Graf highlighted the recently updated VA Oncology Clinical Pathway for DLBCL, which recommends cell-of-origin testing by the Hans algorithm for certain advanced-stage patients. The guidelines suggest R-CHOP for GCB-type patients and pola-R-CHP for non–GCB-type patients. However, he cautioned that the Hans algorithm comes with an increased risk of misclassification.

Early-Stage Disease: Radiation or No Radiation?

About 25% to 30% of patients have stage I or II disease, and the landmark 1998 SWOG trial initially suggested that 3 cycles of CHOP plus radiation had superior PFS and OS compared with 8 cycles of CHOP alone, Graf said. This trial was conducted prior to the R-CHOP era. However, follow-up revealed that the benefit vanished over time and the risk of secondary cancers grew. “Both strategies are perfectly viable, but there isn’t as much of a preference anymore,” Graf said.

A pair of recent trials – a 2019 European study and a 2020 US study – support eliminating radiation and lowering the number of cycles of therapy in certain patients, he said.

Managing Older Patients

Patients with DLBCL tend to be older, Graf said, and many have comorbidities and other limitations. A standard course of 6 cycles of therapy may be too much for them, he said. Graf highlighted the Elderly Prognostic Index, a tool created by an Italian group that allows clinicians to predict outcomes based on patient fitness levels.

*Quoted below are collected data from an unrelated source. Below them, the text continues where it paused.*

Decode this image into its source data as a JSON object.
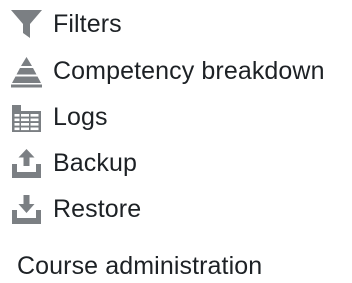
{
  "menu": {
    "items": [
      {
        "label": "Filters",
        "icon": "funnel-icon"
      },
      {
        "label": "Competency breakdown",
        "icon": "triangle-levels-icon"
      },
      {
        "label": "Logs",
        "icon": "log-table-icon"
      },
      {
        "label": "Backup",
        "icon": "upload-tray-icon"
      },
      {
        "label": "Restore",
        "icon": "download-tray-icon"
      }
    ]
  },
  "course_admin": {
    "label": "Course administration"
  },
  "colors": {
    "icon": "#7b7f83",
    "text": "#1d2125",
    "background": "#ffffff"
  }
}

Graf offered additional guidance for this population:

• Consider corticosteroids in the prephase setting, which can be “very valuable” and improve a patient’s ECOG performance status, “giving you better confidence about proceeding with more standard therapy.”
• Include anthracycline-based therapies such as R-CHOP if appropriate, such as in patients who are focused on living longer, since they “are really crucial to achieving cure in patients with DLBCL.” Graf noted that he has “a low threshold to involve cardiology if there’s anthracycline use and some underlying cardiac comorbidity.”
• Adjust dosage as appropriate: “You can adjust in the middle, be rather flexible and creative about these doses and dosing levels as you get going with your patient and see just what they can tolerate,” he said. “Sometimes you can ramp it up over the course, and sometimes you have to ramp it down to respond to toxicities.”
• Be aware that older patients are at much higher risk of suffering from toxicities due to the vincristine component of R-CHOP. These include neurotoxicities and constipation.

Graf highlighted the phase 3 Polar Bear study, which may offer more insight into therapy options in patients aged ≥ 75 years who are frail or those aged ≥ 80 years. The trial is scheduled to end in early 2027.

Graf discloses relationships with Janssen, TG Therapeutics, BeOne, AstraZeneca, Genentech, Incyte, Eli Lilly, and Pfizer.